La semana pasada, el Superior General de la Compañía de Jesús, el Padre. Arturo Sosa, el tipo de los bigotes, arriba, fue reprendido por la Asociación Internacional de Exorcistas por llamar a Satanás una “realidad simbólica, no una realidad personal”.

El IAE señaló al p. Sosa que “la existencia real del demonio, como un sujeto personal que piensa y actúa y ha elegido la rebelión contra Dios, es una verdad de fe que siempre ha sido parte de la doctrina cristiana”.

“El mejor truco del diablo es persuadirte de que no existe”, como bromeó Charles Baudelaire. Bueno, el líder de los 16,000 jesuitas del mundo fue engañado por este truco.

Pero, hay algo peor. El 28 de agosto 28 noticias tanto seculares como católicas informaron que un hombre gay de edad avanzada con un tumor agresivo en la garganta recibió una bendición de un sacerdote jesuita en Seattle, poco antes de “casarse” con su pareja y se suicidó con asistencia médica. “No tengo absolutamente ninguna reserva sobre lo que estoy haciendo”, escribió Robert Fuller en Facebook poco antes de quitarse la vida. “Y mi pastor / patrocinador me ha dado sus bendiciones. ¡Y es jesuita!

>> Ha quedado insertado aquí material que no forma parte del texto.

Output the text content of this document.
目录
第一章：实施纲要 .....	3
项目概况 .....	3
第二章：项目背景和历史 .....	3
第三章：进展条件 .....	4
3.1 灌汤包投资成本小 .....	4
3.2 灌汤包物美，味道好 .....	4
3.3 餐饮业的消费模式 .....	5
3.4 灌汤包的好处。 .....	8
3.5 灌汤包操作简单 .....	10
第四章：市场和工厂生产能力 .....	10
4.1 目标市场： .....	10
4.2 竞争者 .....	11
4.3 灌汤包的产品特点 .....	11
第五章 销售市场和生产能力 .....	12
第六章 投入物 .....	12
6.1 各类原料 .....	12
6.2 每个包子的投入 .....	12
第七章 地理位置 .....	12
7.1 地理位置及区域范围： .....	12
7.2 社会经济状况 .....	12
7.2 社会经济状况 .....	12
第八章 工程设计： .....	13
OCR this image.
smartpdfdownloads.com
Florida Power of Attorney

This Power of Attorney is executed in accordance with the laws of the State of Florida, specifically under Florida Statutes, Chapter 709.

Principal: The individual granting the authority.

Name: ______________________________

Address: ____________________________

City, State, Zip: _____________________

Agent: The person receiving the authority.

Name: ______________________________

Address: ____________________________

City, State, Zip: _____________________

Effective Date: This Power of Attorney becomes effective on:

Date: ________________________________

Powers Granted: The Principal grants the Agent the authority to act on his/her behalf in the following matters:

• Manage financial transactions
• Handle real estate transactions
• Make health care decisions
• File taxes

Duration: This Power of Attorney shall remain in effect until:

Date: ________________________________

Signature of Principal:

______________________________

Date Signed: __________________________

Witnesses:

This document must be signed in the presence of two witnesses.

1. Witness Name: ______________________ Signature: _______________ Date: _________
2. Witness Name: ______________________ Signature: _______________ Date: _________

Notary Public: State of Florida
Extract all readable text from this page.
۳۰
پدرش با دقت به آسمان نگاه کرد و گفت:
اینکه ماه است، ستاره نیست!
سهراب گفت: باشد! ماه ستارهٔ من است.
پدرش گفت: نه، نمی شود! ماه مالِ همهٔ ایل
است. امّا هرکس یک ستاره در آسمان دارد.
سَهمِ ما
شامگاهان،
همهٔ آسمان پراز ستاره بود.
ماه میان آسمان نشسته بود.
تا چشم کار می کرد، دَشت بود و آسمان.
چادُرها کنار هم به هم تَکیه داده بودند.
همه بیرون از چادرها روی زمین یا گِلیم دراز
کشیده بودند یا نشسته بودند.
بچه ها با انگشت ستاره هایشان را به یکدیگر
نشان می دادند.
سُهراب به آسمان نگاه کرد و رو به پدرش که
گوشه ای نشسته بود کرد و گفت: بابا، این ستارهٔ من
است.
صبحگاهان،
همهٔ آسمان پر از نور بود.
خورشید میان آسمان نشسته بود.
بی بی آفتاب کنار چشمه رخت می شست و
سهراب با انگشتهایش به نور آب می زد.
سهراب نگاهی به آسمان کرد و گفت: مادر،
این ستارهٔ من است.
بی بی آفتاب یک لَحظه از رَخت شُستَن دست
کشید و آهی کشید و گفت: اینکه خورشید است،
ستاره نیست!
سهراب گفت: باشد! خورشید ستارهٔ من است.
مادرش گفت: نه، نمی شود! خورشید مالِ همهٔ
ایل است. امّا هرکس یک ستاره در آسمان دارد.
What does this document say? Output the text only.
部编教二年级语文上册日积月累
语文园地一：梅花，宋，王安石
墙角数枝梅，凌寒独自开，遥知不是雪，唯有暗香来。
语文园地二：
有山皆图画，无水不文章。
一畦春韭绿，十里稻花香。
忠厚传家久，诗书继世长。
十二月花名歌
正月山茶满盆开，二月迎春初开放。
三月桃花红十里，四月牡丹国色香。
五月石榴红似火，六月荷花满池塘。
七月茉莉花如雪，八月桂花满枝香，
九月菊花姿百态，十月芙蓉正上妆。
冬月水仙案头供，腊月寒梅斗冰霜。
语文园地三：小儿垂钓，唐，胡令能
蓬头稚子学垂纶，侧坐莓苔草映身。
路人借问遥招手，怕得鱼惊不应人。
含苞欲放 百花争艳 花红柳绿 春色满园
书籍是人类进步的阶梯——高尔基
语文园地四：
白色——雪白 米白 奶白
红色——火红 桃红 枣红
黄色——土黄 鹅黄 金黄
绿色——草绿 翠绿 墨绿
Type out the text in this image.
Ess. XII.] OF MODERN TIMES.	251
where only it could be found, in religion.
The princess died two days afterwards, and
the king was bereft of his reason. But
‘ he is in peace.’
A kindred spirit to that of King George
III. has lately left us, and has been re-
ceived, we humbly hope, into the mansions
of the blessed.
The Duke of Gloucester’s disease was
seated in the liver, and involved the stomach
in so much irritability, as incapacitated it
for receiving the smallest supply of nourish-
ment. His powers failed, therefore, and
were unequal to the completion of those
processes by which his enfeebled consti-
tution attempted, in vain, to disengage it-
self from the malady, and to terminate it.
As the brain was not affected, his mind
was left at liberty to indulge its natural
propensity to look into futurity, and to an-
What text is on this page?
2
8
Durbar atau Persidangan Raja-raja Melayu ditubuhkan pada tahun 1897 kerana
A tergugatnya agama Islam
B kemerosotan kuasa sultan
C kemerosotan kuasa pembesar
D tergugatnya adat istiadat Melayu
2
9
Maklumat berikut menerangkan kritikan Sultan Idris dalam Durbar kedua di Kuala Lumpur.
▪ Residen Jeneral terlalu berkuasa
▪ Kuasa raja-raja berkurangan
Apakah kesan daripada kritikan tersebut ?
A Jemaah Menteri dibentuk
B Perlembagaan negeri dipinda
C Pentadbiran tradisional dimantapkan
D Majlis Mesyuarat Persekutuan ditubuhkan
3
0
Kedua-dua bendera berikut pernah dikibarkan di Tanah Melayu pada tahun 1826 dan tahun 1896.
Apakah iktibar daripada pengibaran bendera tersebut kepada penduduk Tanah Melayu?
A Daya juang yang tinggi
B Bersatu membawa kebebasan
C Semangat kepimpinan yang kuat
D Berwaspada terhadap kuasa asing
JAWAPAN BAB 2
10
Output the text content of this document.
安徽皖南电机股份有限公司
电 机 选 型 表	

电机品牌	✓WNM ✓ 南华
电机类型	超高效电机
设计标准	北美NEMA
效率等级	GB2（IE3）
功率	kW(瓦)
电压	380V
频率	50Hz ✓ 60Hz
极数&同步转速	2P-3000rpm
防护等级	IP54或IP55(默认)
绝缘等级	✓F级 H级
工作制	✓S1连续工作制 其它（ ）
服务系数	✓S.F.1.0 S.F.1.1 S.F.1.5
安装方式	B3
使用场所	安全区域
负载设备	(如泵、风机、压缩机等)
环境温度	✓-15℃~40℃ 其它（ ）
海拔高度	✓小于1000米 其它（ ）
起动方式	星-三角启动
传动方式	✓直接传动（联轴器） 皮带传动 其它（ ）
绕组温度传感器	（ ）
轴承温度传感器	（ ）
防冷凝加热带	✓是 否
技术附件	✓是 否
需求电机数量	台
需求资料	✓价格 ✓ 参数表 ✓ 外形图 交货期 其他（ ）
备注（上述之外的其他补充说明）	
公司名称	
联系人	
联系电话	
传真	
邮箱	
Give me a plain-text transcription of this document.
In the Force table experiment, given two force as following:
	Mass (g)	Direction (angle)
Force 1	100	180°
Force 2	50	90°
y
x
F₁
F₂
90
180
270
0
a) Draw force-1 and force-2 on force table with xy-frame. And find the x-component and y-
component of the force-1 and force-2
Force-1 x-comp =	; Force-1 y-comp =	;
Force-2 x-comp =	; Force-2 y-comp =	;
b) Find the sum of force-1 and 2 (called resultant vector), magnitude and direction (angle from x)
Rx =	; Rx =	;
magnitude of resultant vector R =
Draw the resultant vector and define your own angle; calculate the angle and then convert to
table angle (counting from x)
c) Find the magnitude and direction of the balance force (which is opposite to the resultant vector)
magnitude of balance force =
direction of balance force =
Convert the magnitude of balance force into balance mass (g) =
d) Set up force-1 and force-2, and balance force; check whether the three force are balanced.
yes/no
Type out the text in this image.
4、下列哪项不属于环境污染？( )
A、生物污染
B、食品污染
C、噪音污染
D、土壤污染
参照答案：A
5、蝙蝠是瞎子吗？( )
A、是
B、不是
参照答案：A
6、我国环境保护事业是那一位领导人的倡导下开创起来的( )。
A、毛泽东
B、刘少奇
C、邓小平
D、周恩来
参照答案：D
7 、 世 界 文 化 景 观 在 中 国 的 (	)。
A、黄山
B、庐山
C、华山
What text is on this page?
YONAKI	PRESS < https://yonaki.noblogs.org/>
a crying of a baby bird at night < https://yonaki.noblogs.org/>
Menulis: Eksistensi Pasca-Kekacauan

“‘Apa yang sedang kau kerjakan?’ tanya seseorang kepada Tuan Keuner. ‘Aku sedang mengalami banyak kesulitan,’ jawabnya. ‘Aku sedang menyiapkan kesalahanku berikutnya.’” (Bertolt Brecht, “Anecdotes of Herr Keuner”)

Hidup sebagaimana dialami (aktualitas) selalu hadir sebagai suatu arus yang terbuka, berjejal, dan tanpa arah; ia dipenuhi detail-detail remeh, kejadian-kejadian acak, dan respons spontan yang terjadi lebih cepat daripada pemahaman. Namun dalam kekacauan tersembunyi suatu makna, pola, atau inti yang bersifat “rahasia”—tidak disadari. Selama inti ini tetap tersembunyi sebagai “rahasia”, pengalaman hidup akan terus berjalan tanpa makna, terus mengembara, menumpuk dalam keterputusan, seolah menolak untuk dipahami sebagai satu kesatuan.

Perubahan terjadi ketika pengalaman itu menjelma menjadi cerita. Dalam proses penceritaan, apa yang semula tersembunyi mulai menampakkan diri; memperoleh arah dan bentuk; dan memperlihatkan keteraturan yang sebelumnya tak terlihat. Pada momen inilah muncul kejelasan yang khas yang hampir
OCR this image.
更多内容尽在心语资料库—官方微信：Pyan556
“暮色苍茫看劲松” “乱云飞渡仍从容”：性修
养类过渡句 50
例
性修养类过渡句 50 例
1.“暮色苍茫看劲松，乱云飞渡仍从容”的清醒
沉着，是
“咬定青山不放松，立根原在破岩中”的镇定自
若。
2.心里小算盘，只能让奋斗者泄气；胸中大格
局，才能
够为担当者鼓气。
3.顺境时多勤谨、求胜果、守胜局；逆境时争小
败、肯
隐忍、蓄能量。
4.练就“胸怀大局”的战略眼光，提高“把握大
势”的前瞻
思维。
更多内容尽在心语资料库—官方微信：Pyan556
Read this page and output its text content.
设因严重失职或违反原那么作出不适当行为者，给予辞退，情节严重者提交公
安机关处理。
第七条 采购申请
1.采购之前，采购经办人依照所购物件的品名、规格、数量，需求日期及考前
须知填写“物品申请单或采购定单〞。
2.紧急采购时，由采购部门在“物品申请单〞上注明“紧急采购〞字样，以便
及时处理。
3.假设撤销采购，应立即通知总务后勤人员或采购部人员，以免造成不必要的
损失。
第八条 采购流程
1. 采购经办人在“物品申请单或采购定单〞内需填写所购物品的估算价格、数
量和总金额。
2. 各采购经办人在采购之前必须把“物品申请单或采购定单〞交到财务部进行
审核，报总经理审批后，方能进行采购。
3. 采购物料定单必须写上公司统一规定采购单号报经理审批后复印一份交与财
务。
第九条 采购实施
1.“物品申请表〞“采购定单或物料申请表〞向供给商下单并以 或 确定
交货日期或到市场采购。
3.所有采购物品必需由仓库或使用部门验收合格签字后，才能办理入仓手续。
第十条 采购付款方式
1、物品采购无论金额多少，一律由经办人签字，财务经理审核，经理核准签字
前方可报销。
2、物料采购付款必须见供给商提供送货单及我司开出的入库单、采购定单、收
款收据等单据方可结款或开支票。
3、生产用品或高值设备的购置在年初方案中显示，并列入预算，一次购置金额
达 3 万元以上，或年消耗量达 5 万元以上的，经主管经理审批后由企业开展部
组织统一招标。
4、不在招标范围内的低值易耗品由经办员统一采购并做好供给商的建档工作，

Ore por el descanso del alma del señor Fuller, y ore mucho. Existe la posibilidad de que su culpabilidad en estos dos pecados graves disminuya si una autoridad competente, a saber, el p. Quentin Dupont, SJ, le dijo que sus acciones eran consistentes con la fe católica.

Si ese es el caso, sin embargo, el p. Dupont tendrá que dar cuenta de sus acciones en el último día. Entonces, mejor ore por él también.

Y, por supuesto, está el p. James Martin, SJ. No necesitamos entrar en su campaña para erosionar las enseñanzas de la Iglesia sobre la sexualidad humana o arruinar la vida de aquéllos fieles católicos que trabajan para oponerse a sus mentiras. No necesitamos tocar el arduo trabajo de su revista para rehabilitar el comunismo en las masas católicas. No, podemos recordar  todo lo que necesitamos saber sobre el p.Martin . Ahora toca, al conmemorar la fiesta de San Agustín, oír la necedad de que representa al Doctor de la Gracia como un caballero de extracción subsahariana.

De hecho, Agustín era bereber: un africano de piel clara de extracción euroasiática.

No es que su color de piel deba importar, por supuesto. Pero, si realmente eres un SJW con un alzacuellos romano, podrías considerar no engañar deliberadamente a tus 250,000 seguidores de Twitter sólo  para que pertenezcan a un grupo de fanáticos (conservabigots)

Ningún católico ortodoxo debería regodearse ante el triste declive de la Compañía de Jesús. Hubo  pocos santos más grandes en la historia de la anglosfera que los jesuitas Edmund Campion y Robert Southwell. Los jesuitas fueron fundamentales para darnos la Biblia Douay-Rheims, la única traducción al inglés de la Sagrada Escritura que rivaliza con la versión King James en pura belleza lírica. Nadie hizo más para convertir esta tierra que los gloriosos Mártires de América del Norte . Esta generación de católicos estadounidenses fue alimentada por dos sacerdotes luminarias de la Compañía de Jesús, los p. James V. Schall y Francis Canavan. El p. Robert McTeigue, SJ, es uno de los apologistas más populares y serios de este país.

Pero ya no habrá muchos más como ellos. Los líderes  de la  SJ están corrupto de arriba a abajo. Todo lo que podemos esperar es que una pequeña y valiente camarilla de jóvenes sacerdotes se separe y funde una orden reformada. Podrían ponerse el nombre de  “jesuitas descalzos”, o tal vez “ignacianos de la primitiva observancia”. Solo recen para que empiecen  rápidamente. Nunca antes la Iglesia había necesitado tanto esa devoción valiente e intransigente a la ortodoxia que le valió a la Compañía de Jesús su apodo de “Soldados de Dios”.